Travers, who left high school in 11th grade, accepted a role as a folk singer in “The Next President,” a Broadway musical starring comedian Mort Sahl, but when the show closed after only 13 performances in 1958, she returned to odd jobs and a marriage that produced her first daughter, Erika, in 1960.

Grossman’s idea

When her marriage broke up, Travers agreed to join a new folk trio that was the brainchild of manager Albert Grossman, who already represented Yarrow and was looking to create a group similar to the Weavers, but with a comic edge.

“I went up to Mary’s apartment and I sang with her,” Yarrow recalled in 2006. “It was OK, but it was incomplete, in the same sense that it’s nice now when the two of us sing, but something magical happens when we add three voices together.”

The third voice, Stookey, was a stand-up comic and musician who worked at the Gaslight Cafe, a nightclub across the street from Travers’s apartment.

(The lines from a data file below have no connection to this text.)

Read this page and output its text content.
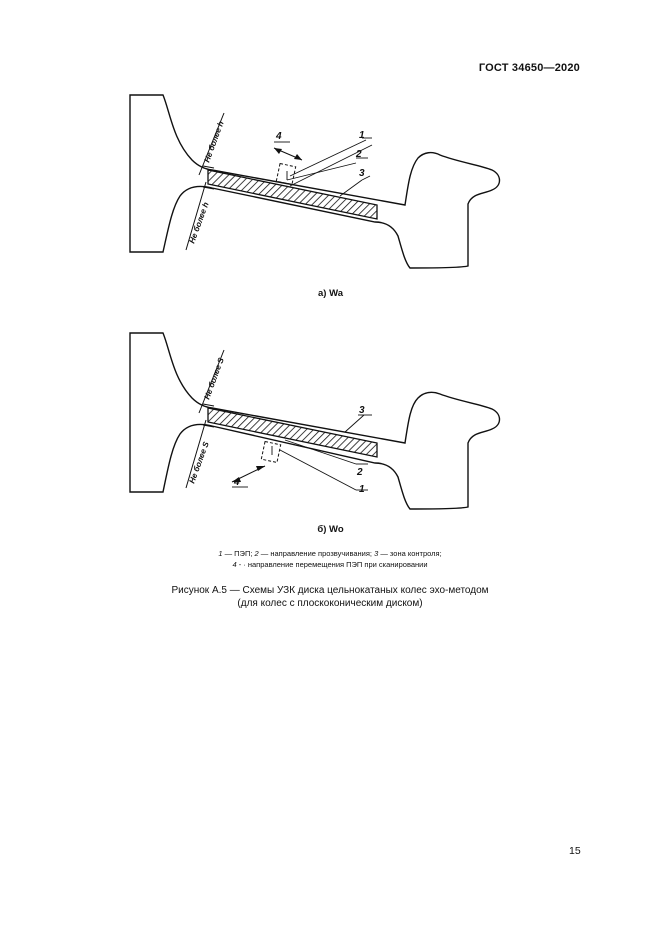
ГОСТ 34650—2020
1
2
3
4
Не более h
Не более h
3
2
1
4
Не более S
Не более S
а) Wa
б) Wo
1 — ПЭП; 2 — направление прозвучивания; 3 — зона контроля;
4 - · направление перемещения ПЭП при сканировании
Рисунок А.5 — Схемы УЗК диска цельнокатаных колес эхо-методом
(для колес с плоскоконическим диском)
15
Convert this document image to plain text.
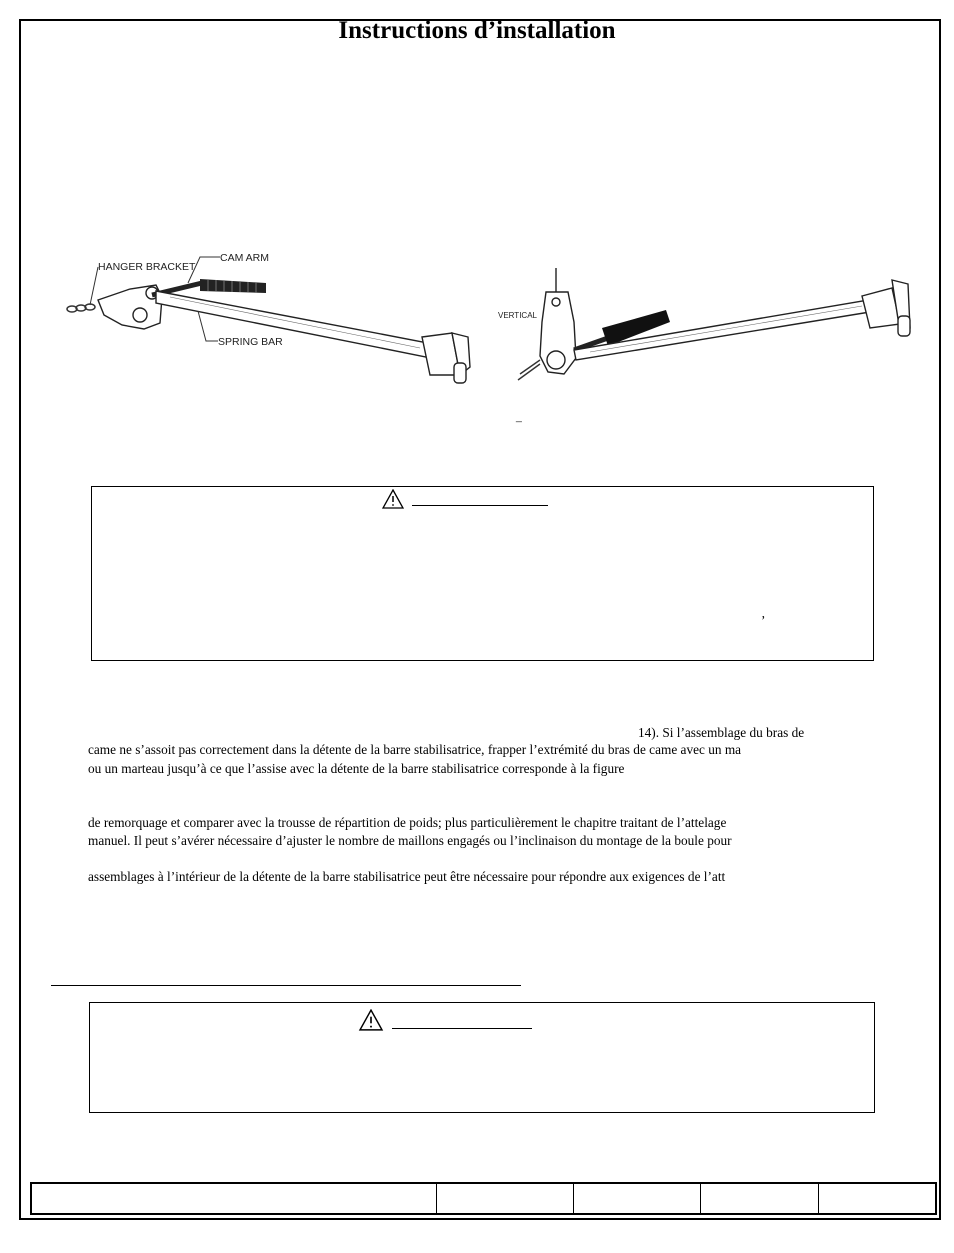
Instructions d’installation
HANGER BRACKET
CAM ARM
SPRING BAR
VERTICAL
_
’
14). Si l’assemblage du bras de
came ne s’assoit pas correctement dans la détente de la barre stabilisatrice, frapper l’extrémité du bras de came avec un ma
ou un marteau jusqu’à ce que l’assise avec la détente de la barre stabilisatrice corresponde à la figure
de remorquage et comparer avec la trousse de répartition de poids; plus particulièrement le chapitre traitant de l’attelage
manuel. Il peut s’avérer nécessaire d’ajuster le nombre de maillons engagés ou l’inclinaison du montage de la boule pour
assemblages à l’intérieur de la détente de la barre stabilisatrice peut être nécessaire pour répondre aux exigences de l’att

Stookey used his middle name because Peter, Paul & Mary sounded catchier than Peter, Noel & Mary.

The trio made its formal debut at the Bitter End nightclub, where the singers quickly developed a following and signed a contract with Warner Bros.

Warner released “Lemon Tree” as a single in early 1962, then followed with the trio’s version of “If I Had a Hammer,” written by Seeger and Lee Hays of the Weavers in 1949 to warn against extremism by anti-Communists. “Hammer” won two Grammy awards for the folk group in 1962.

185 weeks

Their eponymous debut album, released in March 1962, sold more than 2 million copies and remained on the charts for 185 weeks.

The following year the trio released two more albums, headlined the prestigious Newport Folk Festival and performed on behalf of President John F. Kennedy and Martin Luther King.

The trio began singing “Blowin’ in the Wind” — which asks, “How many roads must a man walk down before you call him a man?” — in early 1963. When the group performed it at the Washington march later that year, it was a transcendent moment, Travers often said.

“If you could imagine the March on Washington with Martin Luther King and singing that song in front of a quarter of a million people, black and white, who believed they could make America more generous and compassionate in a nonviolent way, you begin to know how incredible that belief was,” she said.

In 1963, Travers married Barry Feinstein, a freelance photographer. The marriage produced Travers’ second daughter, Alicia, in 1966, but ended in divorce.

1991 marriage

A 1970s marriage to National Lampoon publisher Gerald Taylor also ended in divorce. For a few years, Travers had a commuter romance with former Watergate prosecutor Richard Ben- Veniste in Washington, while raising her daughters in New York.

In 1991, she married restaurateur Ethan Robbins and settled into year-round residence at the Connecticut country home she had owned since the early 1960s.

In addition to her husband, survivors include daughters Erika and Alicia, a sister and two granddaughters.